И в этом было давление. И — расчёт.

Госпожа Ци, увидев Лю Чэнцая, словно увидела спасительную ладью среди бурного моря — лицо её сразу исказилось жалостью и обидой. Она поспешила навстречу, почти взволнованно ухватила его за рукав:

— Старший господин, ты посмотри, что тут творится! Родня Мудань собралась уводить её — с вещами, с сундуками, чуть ли не с флагами! Говорят — всё, развод, и обратно домой!

Я ведь и так, и этак старалась — и слова подбирала, и вину признавалась — всё напрасно!

Ты поговори с ними! Такая благополучная, хорошая свадьба — разве можно вот так, в пылу, вдребезги?..

А с другой стороны — госпожа Цэнь, услышав это, уже взывала к своим мужчинам:

— Старший господин! Сынок! — её голос был резким, но дрожал от сдерживаемой ярости. — Если бы мы сегодня не пришли, ты бы и не узнал, что нашу дочь чуть не убили в этом доме! Живая — а обращались как с тряпичной куклой! На теле у неё синяки до сих пор — своими глазами видела! Со вчерашнего дня ни крошки во рту, ни воды, ни лекарства!

И, понизив голос, наклонилась к отцу и брату Мудань, шепнула сквозь зубы, с яростью, что рвалась наружу:

— А знаешь, что ещё? Три года, как она в этом доме — и всё ещё не коснулись её! Ни единой ночи под одной крышей! Ни разу не разделили супружеское ложе! Это… это ведь позор! Для женщины — позор хуже смерти!

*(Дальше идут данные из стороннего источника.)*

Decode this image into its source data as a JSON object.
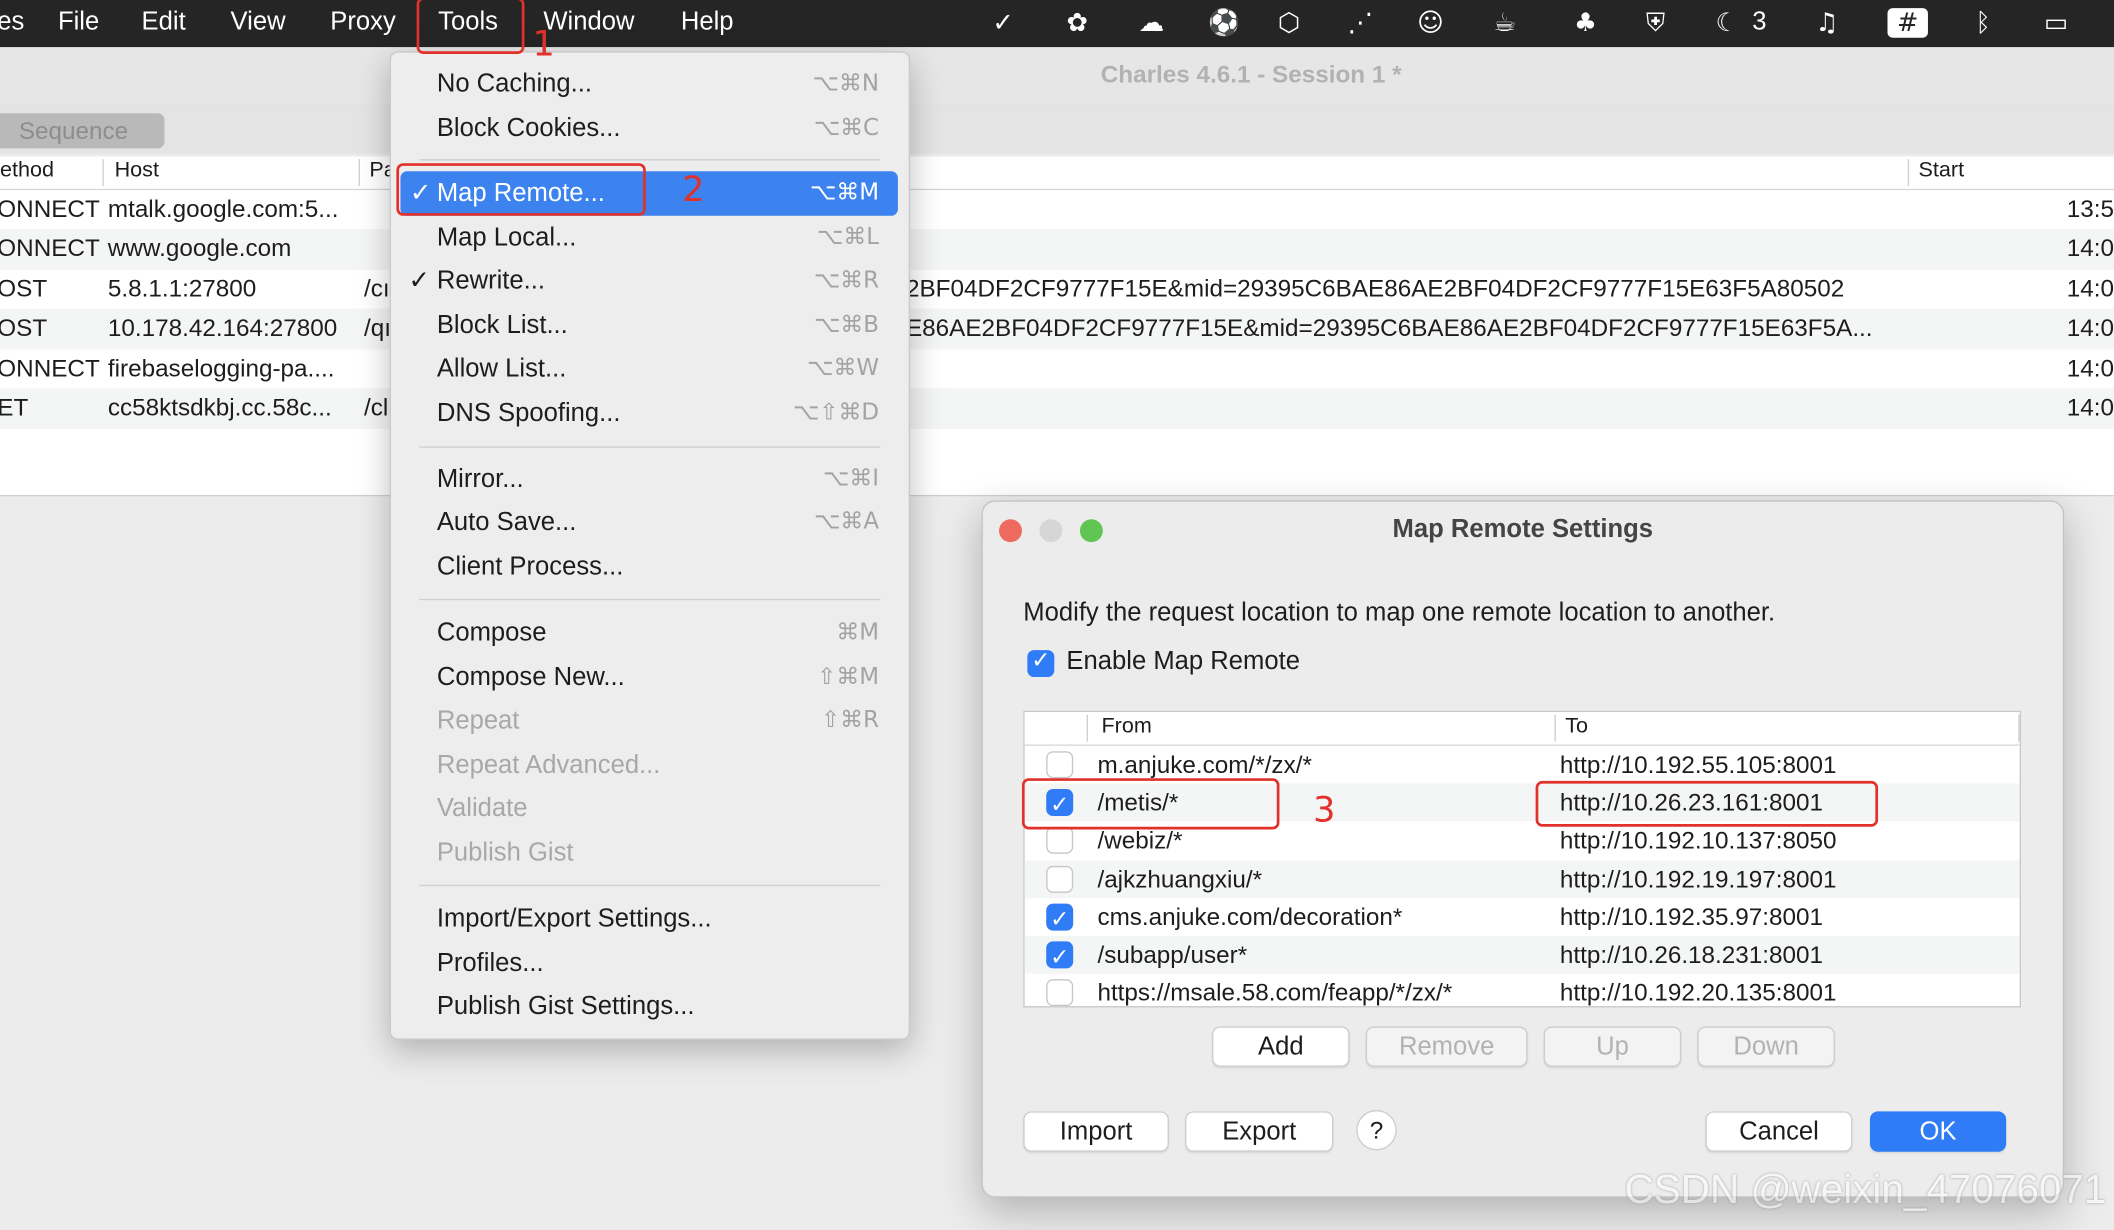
{
  "menubar": {
    "items": [
      "es",
      "File",
      "Edit",
      "View",
      "Proxy",
      "Tools",
      "Window",
      "Help"
    ],
    "status_icons": [
      "vpn-icon",
      "elephant-icon",
      "wechat-icon",
      "soccer-icon",
      "hexagon-icon",
      "wifi-signal-icon",
      "cat-icon",
      "cup-icon",
      "clover-icon",
      "shield-icon",
      "moon-badge-icon",
      "headphones-icon",
      "hash-icon",
      "bluetooth-icon",
      "battery-icon"
    ],
    "status_badge": "3"
  },
  "window": {
    "title": "Charles 4.6.1 - Session 1 *"
  },
  "sequence": {
    "tab_label": "Sequence",
    "columns": [
      "ethod",
      "Host",
      "Pa",
      "Start"
    ],
    "rows": [
      {
        "method": "ONNECT",
        "host": "mtalk.google.com:5...",
        "path": "",
        "query": "",
        "start": "13:5"
      },
      {
        "method": "ONNECT",
        "host": "www.google.com",
        "path": "",
        "query": "",
        "start": "14:0"
      },
      {
        "method": "OST",
        "host": "5.8.1.1:27800",
        "path": "/cı",
        "query": "2BF04DF2CF9777F15E&mid=29395C6BAE86AE2BF04DF2CF9777F15E63F5A80502",
        "start": "14:0"
      },
      {
        "method": "OST",
        "host": "10.178.42.164:27800",
        "path": "/qı",
        "query": "E86AE2BF04DF2CF9777F15E&mid=29395C6BAE86AE2BF04DF2CF9777F15E63F5A...",
        "start": "14:0"
      },
      {
        "method": "ONNECT",
        "host": "firebaselogging-pa....",
        "path": "",
        "query": "",
        "start": "14:0"
      },
      {
        "method": "ET",
        "host": "cc58ktsdkbj.cc.58c...",
        "path": "/cl",
        "query": "",
        "start": "14:0"
      }
    ]
  },
  "tools_menu": {
    "items": [
      {
        "label": "No Caching...",
        "shortcut": "⌥⌘N",
        "checked": false,
        "disabled": false
      },
      {
        "label": "Block Cookies...",
        "shortcut": "⌥⌘C",
        "checked": false,
        "disabled": false
      },
      {
        "label": "Map Remote...",
        "shortcut": "⌥⌘M",
        "checked": true,
        "disabled": false,
        "selected": true
      },
      {
        "label": "Map Local...",
        "shortcut": "⌥⌘L",
        "checked": false,
        "disabled": false
      },
      {
        "label": "Rewrite...",
        "shortcut": "⌥⌘R",
        "checked": true,
        "disabled": false
      },
      {
        "label": "Block List...",
        "shortcut": "⌥⌘B",
        "checked": false,
        "disabled": false
      },
      {
        "label": "Allow List...",
        "shortcut": "⌥⌘W",
        "checked": false,
        "disabled": false
      },
      {
        "label": "DNS Spoofing...",
        "shortcut": "⌥⇧⌘D",
        "checked": false,
        "disabled": false
      },
      {
        "label": "Mirror...",
        "shortcut": "⌥⌘I",
        "checked": false,
        "disabled": false
      },
      {
        "label": "Auto Save...",
        "shortcut": "⌥⌘A",
        "checked": false,
        "disabled": false
      },
      {
        "label": "Client Process...",
        "shortcut": "",
        "checked": false,
        "disabled": false
      },
      {
        "label": "Compose",
        "shortcut": "⌘M",
        "checked": false,
        "disabled": false
      },
      {
        "label": "Compose New...",
        "shortcut": "⇧⌘M",
        "checked": false,
        "disabled": false
      },
      {
        "label": "Repeat",
        "shortcut": "⇧⌘R",
        "checked": false,
        "disabled": true
      },
      {
        "label": "Repeat Advanced...",
        "shortcut": "",
        "checked": false,
        "disabled": true
      },
      {
        "label": "Validate",
        "shortcut": "",
        "checked": false,
        "disabled": true
      },
      {
        "label": "Publish Gist",
        "shortcut": "",
        "checked": false,
        "disabled": true
      },
      {
        "label": "Import/Export Settings...",
        "shortcut": "",
        "checked": false,
        "disabled": false
      },
      {
        "label": "Profiles...",
        "shortcut": "",
        "checked": false,
        "disabled": false
      },
      {
        "label": "Publish Gist Settings...",
        "shortcut": "",
        "checked": false,
        "disabled": false
      }
    ]
  },
  "dialog": {
    "title": "Map Remote Settings",
    "description": "Modify the request location to map one remote location to another.",
    "enable_label": "Enable Map Remote",
    "enable_checked": true,
    "columns": {
      "from": "From",
      "to": "To"
    },
    "mappings": [
      {
        "enabled": false,
        "from": "m.anjuke.com/*/zx/*",
        "to": "http://10.192.55.105:8001"
      },
      {
        "enabled": true,
        "from": "/metis/*",
        "to": "http://10.26.23.161:8001"
      },
      {
        "enabled": false,
        "from": "/webiz/*",
        "to": "http://10.192.10.137:8050"
      },
      {
        "enabled": false,
        "from": "/ajkzhuangxiu/*",
        "to": "http://10.192.19.197:8001"
      },
      {
        "enabled": true,
        "from": "cms.anjuke.com/decoration*",
        "to": "http://10.192.35.97:8001"
      },
      {
        "enabled": true,
        "from": "/subapp/user*",
        "to": "http://10.26.18.231:8001"
      },
      {
        "enabled": false,
        "from": "https://msale.58.com/feapp/*/zx/*",
        "to": "http://10.192.20.135:8001"
      }
    ],
    "buttons": {
      "add": "Add",
      "remove": "Remove",
      "up": "Up",
      "down": "Down",
      "import": "Import",
      "export": "Export",
      "help": "?",
      "cancel": "Cancel",
      "ok": "OK"
    },
    "traffic_lights": {
      "close": "#ed6a5e",
      "minimize": "#d6d6d6",
      "zoom": "#61c554"
    }
  },
  "annotations": {
    "step1": "1",
    "step2": "2",
    "step3": "3",
    "color": "#e0312a"
  },
  "watermark": "CSDN @weixin_47076071",
  "colors": {
    "accent": "#3c83f0",
    "checkbox": "#2f7cf6",
    "menubar": "#252525"
  }
}
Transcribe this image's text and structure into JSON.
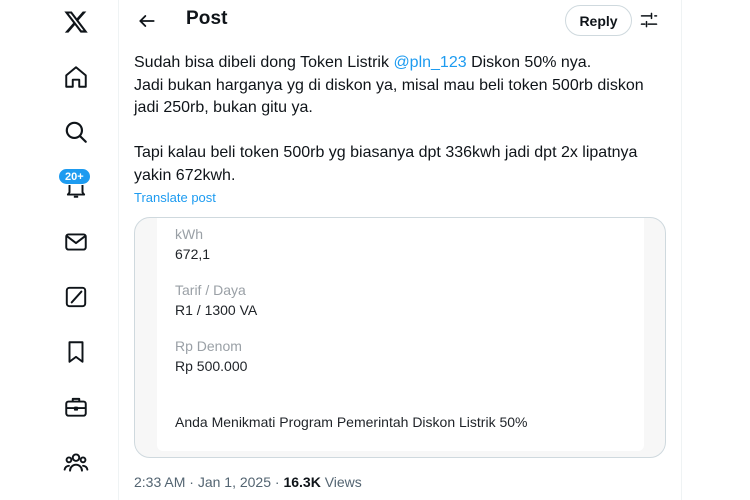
{
  "nav": {
    "items": [
      {
        "name": "x-logo-icon"
      },
      {
        "name": "home-icon"
      },
      {
        "name": "search-icon"
      },
      {
        "name": "notifications-icon"
      },
      {
        "name": "messages-icon"
      },
      {
        "name": "grok-icon"
      },
      {
        "name": "bookmarks-icon"
      },
      {
        "name": "jobs-icon"
      },
      {
        "name": "communities-icon"
      }
    ],
    "notifications_badge": "20+"
  },
  "header": {
    "title": "Post",
    "reply_label": "Reply"
  },
  "post": {
    "line1_pre": "Sudah bisa dibeli dong Token Listrik ",
    "mention": "@pln_123",
    "line1_post": " Diskon 50% nya.",
    "line2": "Jadi bukan harganya yg di diskon ya, misal mau beli token 500rb diskon",
    "line3": "jadi 250rb, bukan gitu ya.",
    "line4": "Tapi kalau beli token 500rb yg biasanya dpt 336kwh jadi dpt 2x lipatnya",
    "line5": "yakin 672kwh.",
    "translate": "Translate post"
  },
  "receipt": {
    "kwh_label": "kWh",
    "kwh_value": "672,1",
    "tarif_label": "Tarif / Daya",
    "tarif_value": "R1 / 1300 VA",
    "denom_label": "Rp Denom",
    "denom_value": "Rp 500.000",
    "note": "Anda Menikmati Program Pemerintah Diskon Listrik 50%"
  },
  "meta": {
    "time": "2:33 AM",
    "separator": " · ",
    "date": "Jan 1, 2025",
    "dot": " · ",
    "views_count": "16.3K",
    "views_label": " Views"
  },
  "colors": {
    "accent": "#1d9bf0",
    "text": "#0f1419",
    "muted": "#536471"
  }
}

Последние слова были как удар кнута — не громкие, но звучали глухо, с размахом, и в них чувствовалось не только негодование, но боль матери, которая вынесла слишком много молчания.

Только теперь, услышав от госпожи Цэнь, что Мудань была избита, Лю Чэнцай действительно понял, что произошло. Глаза его сузились, лицо потемнело, и он, не говоря ни слова, подскочил к Лю Чану и со всей силы врезал ему ногой.

— Скотина! — рявкнул он, голос сотряс воздух. — На колени! Ты посмел… посмел в этом доме… поднять руку на собственную жену?! Да ещё напиться, разыгрывать безумца, избивать ту, что под венцом?!

Он тяжело дышал, почти захлёбываясь гневом.

— Все книги, что ты читал — псу под хвост?! Как я тебя растил?! Чему учил?!

Он махнул рукой:

— Где там? Где конюший?! Принесите мне конский кнут, сейчас же! Я своими руками тебя выдеру, негодник, позор на весь род!

Слуги всполошились, бросились исполнять.

А Лю Чан — стоял. Ни слова, ни жеста. Он не оправдывался, не умолял. Просто выпрямился, как ствол сосны, челюсть сжата, взгляд — прямой. Он мог бы склониться. Мог бы попросить прощения. Даже встать на колени, пусть из показного покаяния. Но он не стал.

Перед семьёй Хэ — не станет. Ни за что.

Он мог гнуться перед отцом, кланяться матери, говорить мягко с Мудань, — но падать на колени перед её отцом? Никогда.

Лю Чэнцай вскипел пуще прежнего, и, метнув взгляд по сторонам, схватил тяжёлый дверной засов, толщиной в мужское предплечье, и, размахнувшись, со всего маха опустил его на спину сына.

Хрясь.

Звук удара был глухим и плотным. Лю Чан не шелохнулся. Только спина напряглась ещё больше, а взгляд его, острый и тёмный, неотрывно вцепился в Мудань. Ни крика, ни стона.

Он смотрел на неё — в упор, и в этом взгляде было столько упрямства, злобы и гордыни, что казалось: он готов умереть, но не уступить ни шага.

Госпожа Ци в этот момент испуганно вскрикнула, срываясь в отчаяние:

— Старший господин! Ты его убьёшь! Он же — он же единственный сын семьи Лю! Это наша кровь, наша последняя ветвь!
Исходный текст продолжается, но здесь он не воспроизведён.